Data Engineer

Minerva•New York, NY

1d•Onsite

About The Position

Minerva is building the next-gen demand generation platform for consumer brands, providing a centralized view of the consumer and tooling to simplify existing sales, marketing, and customer success infrastructure. Leveraging proprietary consumer data and ontology, Minerva creates an observable, holistic consumer profile over time, using decisioning models to power optimal activation throughout the funnel, driving revenue and commercial efficiency for brands. Minerva creates high ROI outcomes for high-equity brands across industries (e.g., Ramp, JuiceBox, NBA, Miami Dolphins, Wander, Luxury Presence, Trust & Will, Base Power, Shef) and has large-scale distribution agreements with partners such as Experian and Clay. The company was founded by successful quantitative researchers from Citadel and Bridgewater, with products and models built by individuals from MIT, Stanford, Berkeley, Cambridge, Uber, Samsung Research, Third Point, and Lazard.
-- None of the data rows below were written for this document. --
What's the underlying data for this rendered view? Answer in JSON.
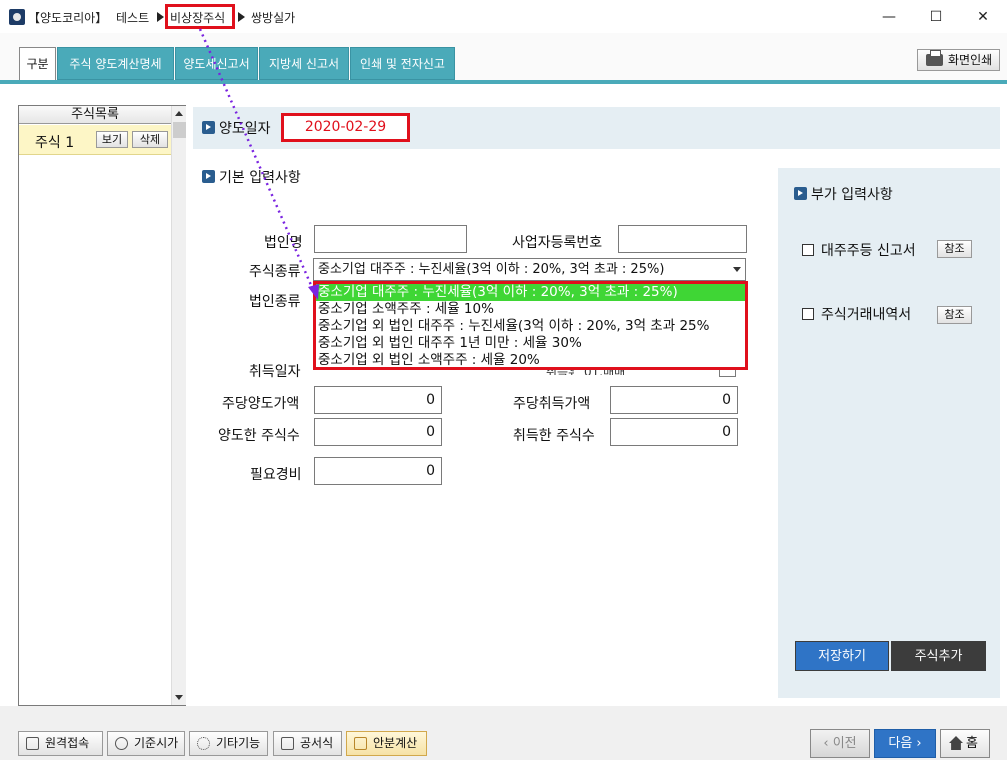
{
  "titlebar": {
    "app": "【양도코리아】",
    "crumbs": [
      "테스트",
      "비상장주식",
      "쌍방실가"
    ],
    "min": "—",
    "max": "☐",
    "close": "✕"
  },
  "tabs": [
    "구분",
    "주식 양도계산명세",
    "양도세신고서",
    "지방세 신고서",
    "인쇄 및 전자신고"
  ],
  "print_label": "화면인쇄",
  "stocklist": {
    "header": "주식목록",
    "item": "주식 1",
    "view": "보기",
    "delete": "삭제"
  },
  "sale_date": {
    "label": "양도일자",
    "value": "2020-02-29"
  },
  "basic_section": "기본 입력사항",
  "form": {
    "corp_name": "법인명",
    "biz_reg_no": "사업자등록번호",
    "stock_type": "주식종류",
    "stock_type_value": "중소기업 대주주 : 누진세율(3억 이하 : 20%, 3억 초과 : 25%)",
    "corp_type": "법인종류",
    "acq_date": "취득일자",
    "acq_type_partial": "취득유형",
    "acq_type_value_partial": "01.매매",
    "per_share_sale": "주당양도가액",
    "per_share_sale_value": "0",
    "per_share_acq": "주당취득가액",
    "per_share_acq_value": "0",
    "shares_sold": "양도한 주식수",
    "shares_sold_value": "0",
    "shares_acq": "취득한 주식수",
    "shares_acq_value": "0",
    "expenses": "필요경비",
    "expenses_value": "0"
  },
  "dropdown_options": [
    "중소기업 대주주 : 누진세율(3억 이하 : 20%, 3억 초과 : 25%)",
    "중소기업 소액주주 : 세율 10%",
    "중소기업 외 법인 대주주 : 누진세율(3억 이하 : 20%, 3억 초과 25%",
    "중소기업 외 법인 대주주 1년 미만 : 세율 30%",
    "중소기업 외 법인 소액주주 : 세율 20%"
  ],
  "extra": {
    "title": "부가 입력사항",
    "major_report": "대주주등 신고서",
    "trade_details": "주식거래내역서",
    "ref": "참조",
    "save": "저장하기",
    "add": "주식추가"
  },
  "bottom": {
    "remote": "원격접속",
    "base_price": "기준시가",
    "other": "기타기능",
    "notice": "공서식",
    "split": "안분계산",
    "prev": "‹ 이전",
    "next": "다음 ›",
    "home": "홈"
  },
  "colors": {
    "tab_bg": "#4aaab9",
    "highlight_red": "#e0101c",
    "selected_option": "#3fd635",
    "primary_button": "#2f74c6",
    "dark_button": "#3c3c3c"
  }
}
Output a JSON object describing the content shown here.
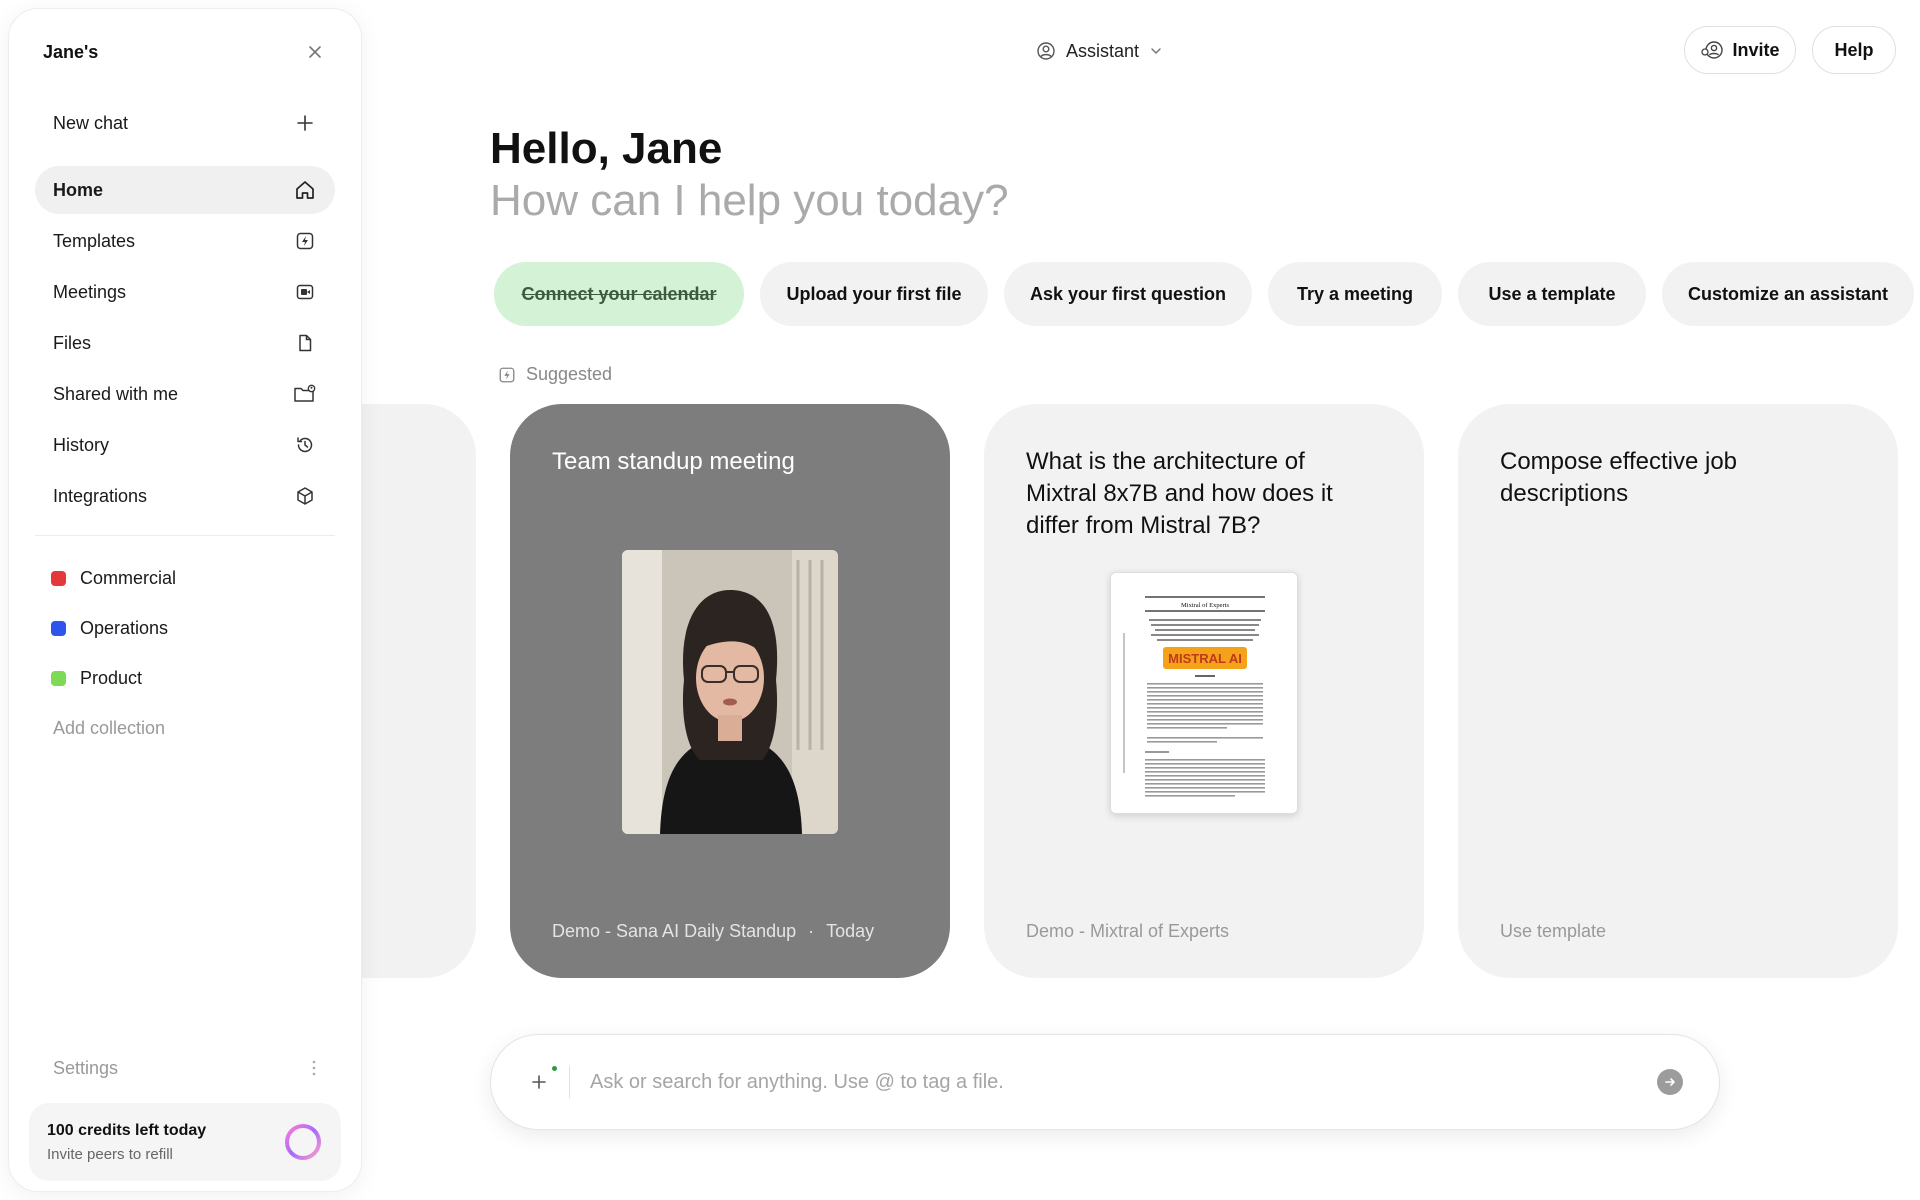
{
  "sidebar": {
    "workspace_title": "Jane's",
    "new_chat": "New chat",
    "nav": [
      {
        "label": "Home",
        "icon": "home-icon"
      },
      {
        "label": "Templates",
        "icon": "lightning-icon"
      },
      {
        "label": "Meetings",
        "icon": "video-icon"
      },
      {
        "label": "Files",
        "icon": "file-icon"
      },
      {
        "label": "Shared with me",
        "icon": "shared-folder-icon"
      },
      {
        "label": "History",
        "icon": "history-icon"
      },
      {
        "label": "Integrations",
        "icon": "cube-icon"
      }
    ],
    "active_item": "Home",
    "collections": [
      {
        "label": "Commercial",
        "color": "#e5383b"
      },
      {
        "label": "Operations",
        "color": "#2f54eb"
      },
      {
        "label": "Product",
        "color": "#7ed957"
      }
    ],
    "add_collection": "Add collection",
    "settings": "Settings",
    "credits_title": "100 credits left today",
    "credits_sub": "Invite peers to refill"
  },
  "topbar": {
    "assistant_label": "Assistant",
    "invite_label": "Invite",
    "help_label": "Help"
  },
  "main": {
    "greeting": "Hello, Jane",
    "subgreeting": "How can I help you today?",
    "chips": [
      {
        "label": "Connect your calendar",
        "done": true
      },
      {
        "label": "Upload your first file",
        "done": false
      },
      {
        "label": "Ask your first question",
        "done": false
      },
      {
        "label": "Try a meeting",
        "done": false
      },
      {
        "label": "Use a template",
        "done": false
      },
      {
        "label": "Customize an assistant",
        "done": false
      }
    ],
    "suggested_label": "Suggested",
    "cards": [
      {
        "title": "Team standup meeting",
        "footer": "Demo - Sana AI Daily Standup",
        "footer_time": "Today"
      },
      {
        "title": "What is the architecture of Mixtral 8x7B and how does it differ from Mistral 7B?",
        "footer": "Demo - Mixtral of Experts"
      },
      {
        "title": "Compose effective job descriptions",
        "footer": "Use template"
      }
    ],
    "paper_heading": "Mixtral of Experts",
    "paper_logo": "MISTRAL AI",
    "search_placeholder": "Ask or search for anything. Use @ to tag a file."
  }
}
The platform offers enrichment and person search/segmentation tools, first-party & third-party data unification, audience generation, marketing creative analysis, and more, with AI Agents orchestrating most features. Minerva helps businesses better understand their existing customers and find net-new customers by providing ground truth data, modeled attributes/behaviors, and custom-built targeting models. At Minerva, the company is data-first, seeking a Data Engineer ready to evolve and build from scratch to enhance their data product of 260M+ consumers. This role offers unlimited impact on the business, working closely with a team of engineers.

Requirements

2-4+ years working as a data engineer or software engineer in a data-heavy context
Highly proficient at Python and SQL
Strong intuition of data engineering principles, especially those around data cleaning/ingestion and data modeling.
Willingness to work in office in NYC (we provide a relocation package)
Flexibility and open to wearing several hats
Eagerness to learn and grow with the company and your coworkers

Nice To Haves

Exposure to different data sources (e.g. APIs, S3, SFTP, WWW, etc.)
Experience with Lakehouse architectures & comfort handling XX+ TB datasets
Experience working with orchestration tools like DBT, SQLMesh and Airflow
Experience working with both transactional databases (e.g. Postgres, MySQL) and analytical databases (e.g. Snowflake, Redshift), with a bias towards the latter.
Familiarity to backend & ML/AI engineering is a plus
Experience working with AI coding tools, e.g. Cursor, Claude Code, OpenCode
Prior work at a startup

Responsibilities

Architect and build scalable & robust distributed infrastructure: enabling Spark, Lakehouse, ML, etc. - across a variety of datasets ranging from website visit feeds, professional & property data, identity graph and more
Improve our existing orchestration architecture: we’ve outgrown our SQLMesh/DBT transformation infra and are looking to expand our footprint into higher throughput / scalable solutions.
Data movement: keeping our Snowflake warehouse & Lakehouse in sync with our Postgres, Elasticsearch and other product backend destinations
Build systems to expose our data product to internal and external AI agents (think: MCP, vector DB)
Innovate on how we extract value out of 100+ TB datasets in an unsupervised manner
Innovate on how we can systematize our pipelines within an ever-growing transformation layer
Innovate on how we build the right access patterns to leverage data and meet our modeling and product goals
Innovate on how we can directly monetize our data
Enable new ways to realize the value of Minerva’s data and ensuring our existing revenue streams stay in good standing.
Learn more about our modeling processes and assist the Data Science team with feature engineering & ML training infrastructure
Productionize a multi-faceted pipeline of web traffic data touching LLMs, ML models, Identity Resolution, and Vector Search
Orchestrate large-scale data gathering of publicly available data in a near real-time fashion via web scraping
Build a field- and row-level lineage graph across our data platform, then use it to power a reactive propagation system — when upstream data changes, affected downstream transformations are automatically identified and re-executed in real-time.